Rickettsia peacockii is a Gram-negative bacterium that belongs to the spotted fever group (SFG) Rickettsiae. It is commonly found in various tick species and is known to cause mild to no symptoms in humans. However, the bacterium’s role as an endosymbiont in ticks and its interactions with other tick-borne pathogens make it an interesting subject for study.

One of the significant features of Rickettsia peacockii is its 17 kDa surface antigen. This protein is a major component of the bacterium’s outer membrane and plays an essential role in its interactions with the tick host. The antigen has been found to be highly conserved across different strains of Rickettsia peacockii, indicating its importance in the bacterium’s life cycle.

Studies have shown that the 17 kDa surface antigen is involved in the attachment of Rickettsia peacockii to the tick host’s gut epithelium. This process is crucial for the bacterium’s colonization of the tick’s midgut and subsequent transmission to the next host. The antigen is also thought to be involved in the bacterium’s ability to evade the tick’s immune system, allowing it to establish a persistent infection in the tick.

Furthermore, the 17 kDa surface antigen has been identified as a potential target for the development of vaccines against tick-borne diseases. This is because the antigen is highly specific to Rickettsia peacockii and does not cross-react with other tick-borne pathogens. Vaccines that target the antigen could potentially reduce the incidence of tick-borne diseases by interfering with the bacterium’s life cycle and preventing its transmission to humans.

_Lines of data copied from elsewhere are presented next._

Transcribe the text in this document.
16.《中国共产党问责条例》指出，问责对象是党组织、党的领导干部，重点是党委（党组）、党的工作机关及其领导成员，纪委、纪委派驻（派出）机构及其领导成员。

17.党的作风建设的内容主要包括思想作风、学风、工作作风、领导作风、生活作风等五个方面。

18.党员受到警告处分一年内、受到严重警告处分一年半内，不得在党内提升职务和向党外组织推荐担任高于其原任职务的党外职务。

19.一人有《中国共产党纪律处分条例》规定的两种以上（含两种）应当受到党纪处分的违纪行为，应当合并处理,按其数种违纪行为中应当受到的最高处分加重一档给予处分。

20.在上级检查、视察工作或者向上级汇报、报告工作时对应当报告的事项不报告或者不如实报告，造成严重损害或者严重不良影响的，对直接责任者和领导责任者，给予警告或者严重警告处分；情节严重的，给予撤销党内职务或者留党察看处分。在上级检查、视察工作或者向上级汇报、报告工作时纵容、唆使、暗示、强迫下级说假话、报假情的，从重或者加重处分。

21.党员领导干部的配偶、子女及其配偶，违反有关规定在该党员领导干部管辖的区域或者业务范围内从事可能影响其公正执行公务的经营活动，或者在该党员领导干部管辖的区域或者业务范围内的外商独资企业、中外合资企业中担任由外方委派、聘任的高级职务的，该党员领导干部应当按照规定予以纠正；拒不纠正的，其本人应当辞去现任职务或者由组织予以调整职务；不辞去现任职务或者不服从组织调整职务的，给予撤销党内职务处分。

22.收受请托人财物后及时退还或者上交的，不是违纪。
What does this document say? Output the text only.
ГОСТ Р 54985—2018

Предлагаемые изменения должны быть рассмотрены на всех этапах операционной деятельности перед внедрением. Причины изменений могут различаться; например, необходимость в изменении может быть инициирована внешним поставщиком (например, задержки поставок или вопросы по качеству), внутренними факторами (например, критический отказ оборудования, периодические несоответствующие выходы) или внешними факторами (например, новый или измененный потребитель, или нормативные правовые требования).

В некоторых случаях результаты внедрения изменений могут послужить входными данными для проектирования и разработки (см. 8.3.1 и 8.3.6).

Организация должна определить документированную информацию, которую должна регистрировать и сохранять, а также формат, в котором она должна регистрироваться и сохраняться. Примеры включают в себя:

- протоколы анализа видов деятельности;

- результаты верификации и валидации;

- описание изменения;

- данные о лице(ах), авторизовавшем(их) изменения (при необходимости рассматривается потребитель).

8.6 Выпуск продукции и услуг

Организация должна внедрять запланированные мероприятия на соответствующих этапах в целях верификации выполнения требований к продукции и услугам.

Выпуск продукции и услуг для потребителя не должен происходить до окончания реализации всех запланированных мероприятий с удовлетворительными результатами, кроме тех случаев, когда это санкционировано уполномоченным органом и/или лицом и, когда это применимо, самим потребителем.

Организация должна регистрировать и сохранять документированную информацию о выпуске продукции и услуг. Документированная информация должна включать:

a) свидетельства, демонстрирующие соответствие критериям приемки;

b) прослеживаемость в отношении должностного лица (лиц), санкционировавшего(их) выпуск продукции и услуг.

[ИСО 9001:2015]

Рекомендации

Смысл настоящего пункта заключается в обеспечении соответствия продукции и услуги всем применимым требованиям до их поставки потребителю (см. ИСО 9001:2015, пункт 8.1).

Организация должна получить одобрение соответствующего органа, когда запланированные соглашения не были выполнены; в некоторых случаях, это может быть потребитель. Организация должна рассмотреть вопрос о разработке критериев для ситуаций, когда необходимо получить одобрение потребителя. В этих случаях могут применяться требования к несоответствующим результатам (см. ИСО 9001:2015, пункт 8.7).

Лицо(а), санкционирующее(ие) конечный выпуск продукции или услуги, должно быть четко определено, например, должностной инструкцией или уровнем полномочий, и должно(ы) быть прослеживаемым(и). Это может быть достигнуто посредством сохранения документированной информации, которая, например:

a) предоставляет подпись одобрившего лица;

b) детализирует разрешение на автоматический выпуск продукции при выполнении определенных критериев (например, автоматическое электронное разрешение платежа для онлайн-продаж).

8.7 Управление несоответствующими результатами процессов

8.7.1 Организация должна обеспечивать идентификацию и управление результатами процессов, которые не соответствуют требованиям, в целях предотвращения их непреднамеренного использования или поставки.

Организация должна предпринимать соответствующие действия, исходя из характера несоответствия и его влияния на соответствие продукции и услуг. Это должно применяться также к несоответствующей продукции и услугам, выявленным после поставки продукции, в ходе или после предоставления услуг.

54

It is important to detect antibodies in dogs that have been exposed to this pathogen in order to diagnose the infection and to determine the severity of the disease. To do this, cDNA and recombinant antigen from Rickettsia peacockii can be used to detect antibodies in dogs. The cDNA can be used to create a recombinant antigen that can be used in an ELISA assay to detect antibodies in dogs. The ELISA assay involves coating the antigen onto a plate, then adding a serum sample from a dog. If the dog has been exposed to Rickettsia peacockii, there will be an antibody response, which will be detected by a secondary antibody bound to a detectable label. The presence of the detectable label can then be quantified to determine the concentration of antibodies in the sample. This method can be used to accurately diagnose canine ehrlichiosis and to determine the severity of the disease.

The use of recombinant proteins/cDNA in academic research and therapeutic applications has skyrocketed. However, in heterologous expression systems, successful recombinant protein expression is dependent on a variety of factors, including codon preference, RNA secondary structure, and GC content. When compared to pre-optimization, more and more experimental results demonstrated that the expression level was dramatically increased, ranging from two to hundred times depending on the gene. Bioclone has created a proprietary technology platform that has resulted in the creation of over 6,000 artificially synthesized codon-optimized cDNA clones (cloned in E. coli expression Vector), which are ready for production of the recombinant proteins.